Par-delà les frontières : Ne laisser personne de côté dans la région du Gran Chaco

Les équipes de pays de l’ONU en Bolivie, au Paraguay et en Argentine ont récemment achevé une mission de terrain de dix jours lors de laquelle elles se sont rendues dans des localités situées dans la plus grande forêt sèche du monde, le "Gran Chaco", lequel constitue aussi le deuxième plus grand biome forestier d'Amérique du Sud et s'étend sur une superficie de plus de 1,14 million de kilomètres carrés répartis sur le centre et le nord de l'Argentine, le sud-est de la Bolivie et l'ouest du Paraguay.
En se rendant dans le Chaco bolivien et paraguayen, les équipes de pays de l’ONU ont traversé les frontières avec un objectif commun : rapprocher l’ONU du terrain et interagir avec les autorités et les communautés locales. L'un des objectifs de la mission était d'identifier les besoins des populations les plus vulnérables de la région et de mettre en œuvre des coopérations dans le cadre du Programme 2030 et conformément à son principe directeur :"Ne laisser personne pour compte".

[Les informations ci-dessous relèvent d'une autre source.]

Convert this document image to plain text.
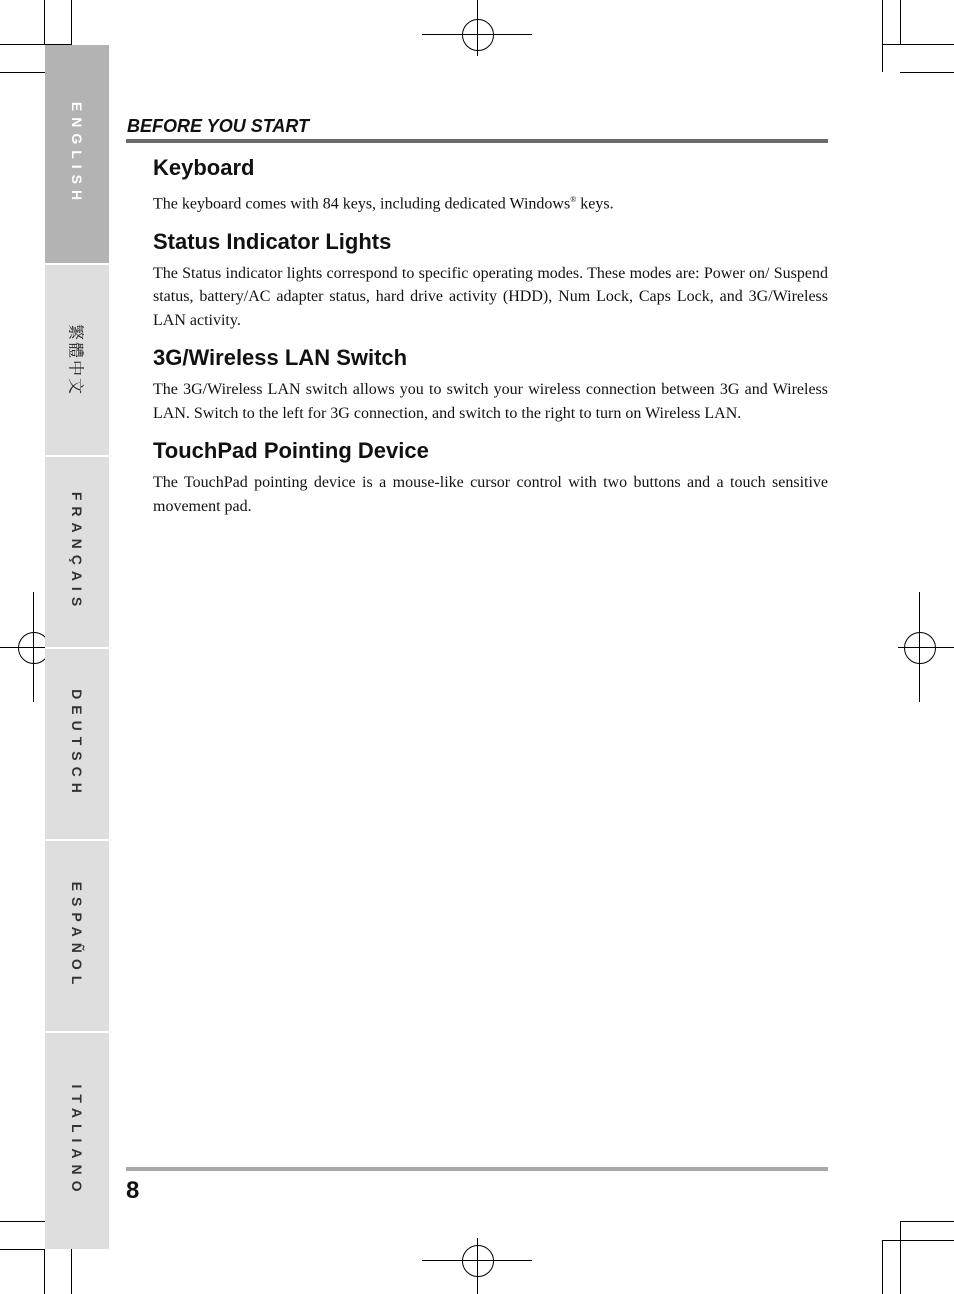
ENGLISH
繁體中文
FRANÇAIS
DEUTSCH
ESPAÑOL
ITALIANO
BEFORE YOU START
Keyboard

The keyboard comes with 84 keys, including dedicated Windows® keys.

Status Indicator Lights

The Status indicator lights correspond to specific operating modes. These modes are: Power on/ Suspend status, battery/AC adapter status, hard drive activity (HDD), Num Lock, Caps Lock, and 3G/Wireless LAN activity.

3G/Wireless LAN Switch

The 3G/Wireless LAN switch allows you to switch your wireless connection between 3G and Wireless LAN. Switch to the left for 3G connection, and switch to the right to turn on Wireless LAN.

TouchPad Pointing Device

The TouchPad pointing device is a mouse-like cursor control with two buttons and a touch sensitive movement pad.

8
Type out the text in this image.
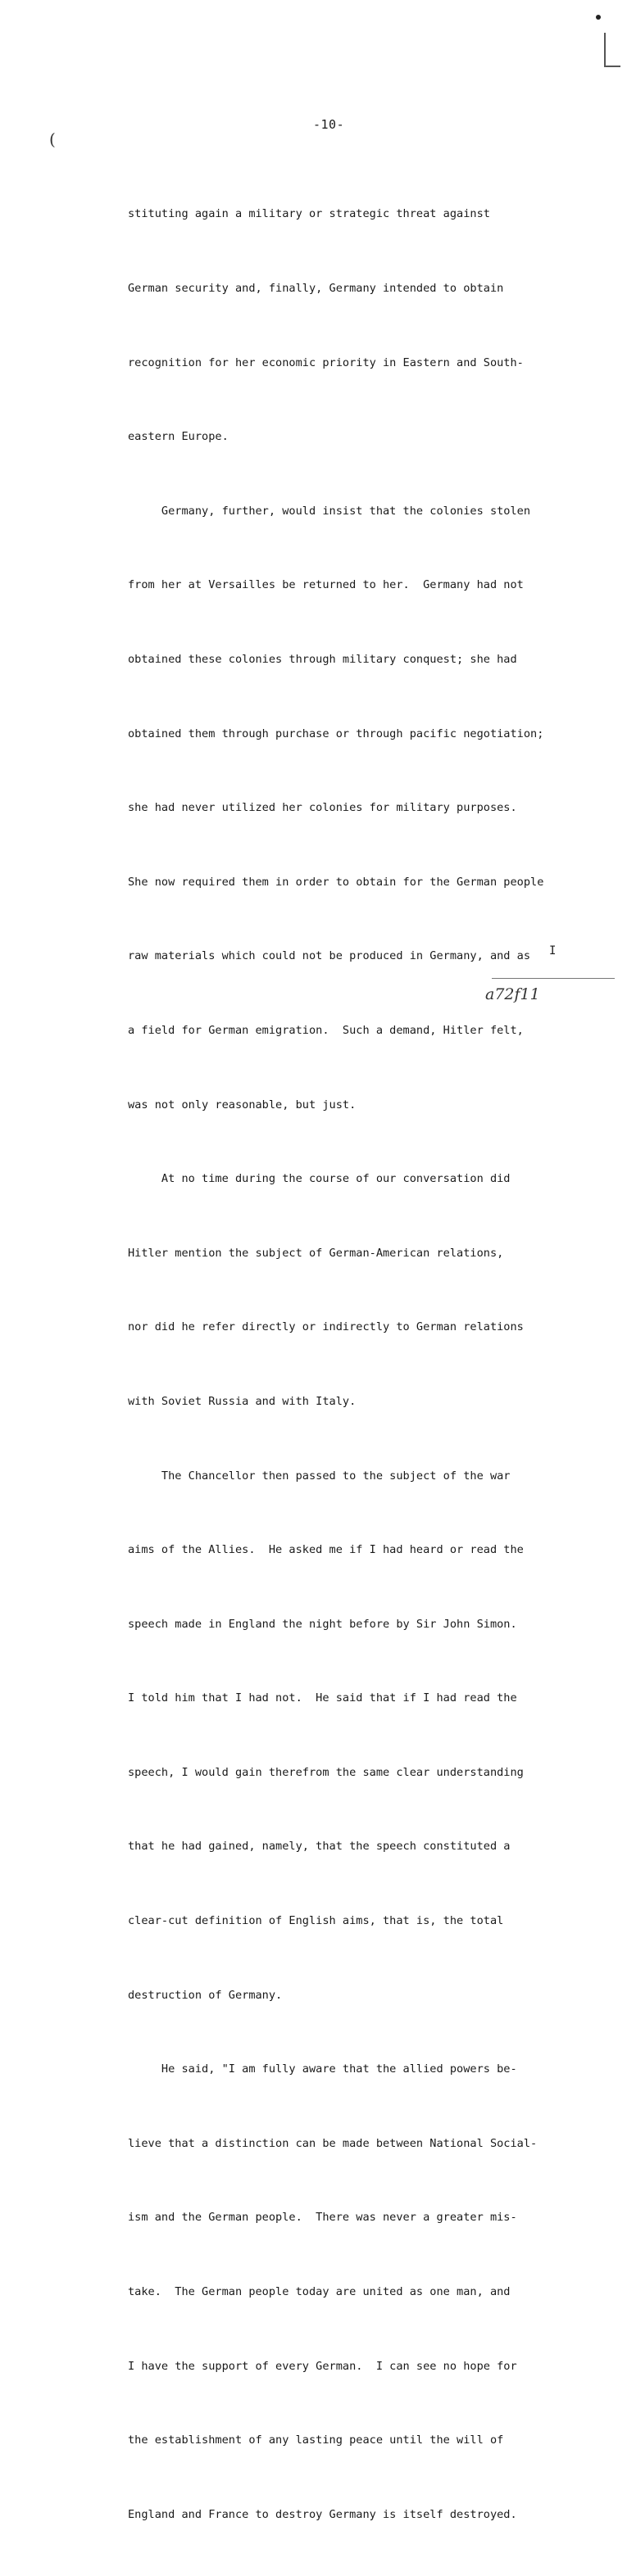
(
-10-

stituting again a military or strategic threat against

German security and, finally, Germany intended to obtain

recognition for her economic priority in Eastern and South-

eastern Europe.

Germany, further, would insist that the colonies stolen

from her at Versailles be returned to her.  Germany had not

obtained these colonies through military conquest; she had

obtained them through purchase or through pacific negotiation;

she had never utilized her colonies for military purposes.

She now required them in order to obtain for the German people

raw materials which could not be produced in Germany, and as

a field for German emigration.  Such a demand, Hitler felt,

was not only reasonable, but just.

At no time during the course of our conversation did

Hitler mention the subject of German-American relations,

nor did he refer directly or indirectly to German relations

with Soviet Russia and with Italy.

The Chancellor then passed to the subject of the war

aims of the Allies.  He asked me if I had heard or read the

speech made in England the night before by Sir John Simon.

I told him that I had not.  He said that if I had read the

speech, I would gain therefrom the same clear understanding

that he had gained, namely, that the speech constituted a

clear-cut definition of English aims, that is, the total

destruction of Germany.

He said, "I am fully aware that the allied powers be-

lieve that a distinction can be made between National Social-

ism and the German people.  There was never a greater mis-

take.  The German people today are united as one man, and

I have the support of every German.  I can see no hope for

the establishment of any lasting peace until the will of

England and France to destroy Germany is itself destroyed.

I
a72f11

Les équipes de pays de l’ONU se sont rendues dans près de dix municipalités et localités, dans les deux pays, afin d’identifier des moyens pour mieux contribuer au développement de la région en améliorant l’efficacité et les résultats des projets en cours.
Susana Sottoli, la Coordonnatrice résidente en Bolivie et Mario Samaja, le Coordonnateur résident au Paraguay, étaient accompagnés de membres de leurs équipes et de représentant(e)s d'agences de coopération internationale. Les équipes des deux pays se sont également entretenues, en ligne, avec le Coordonnateur résident des Nations Unies en Argentine, Roberto Valent.
La mission a donné aux équipes de l’ONU une occasion unique de s'entretenir avec des représentants de communautés autochtones. Ceux-ci ont fait part de leurs aspirations et de leurs préoccupations pour l'avenir. Ils ont également expliqué que leurs communautés ont une excellente capacité d'adaptation au changement climatique et font preuve d’un sens aigu de la coopération lorsqu’il s’agit de trouver des solutions communes aux problèmes.
Première étape de la mission : la Bolivie
En Bolivie, les équipes se sont rendues dans les municipalités de Machareti, Ñancaroinza, Camiri et Charagua. Mme Clara Pérez, Cheffe autochtone de la localité de Machareti, qui est située sur le versant bolivien du Chaco, est l’une des premières personnes qu’elles ont rencontrées. L'accès à cette municipalité par la route se fait par des chemins de gravier et de terre, ce qui complique encore plus les déplacements pendant la saison des pluies.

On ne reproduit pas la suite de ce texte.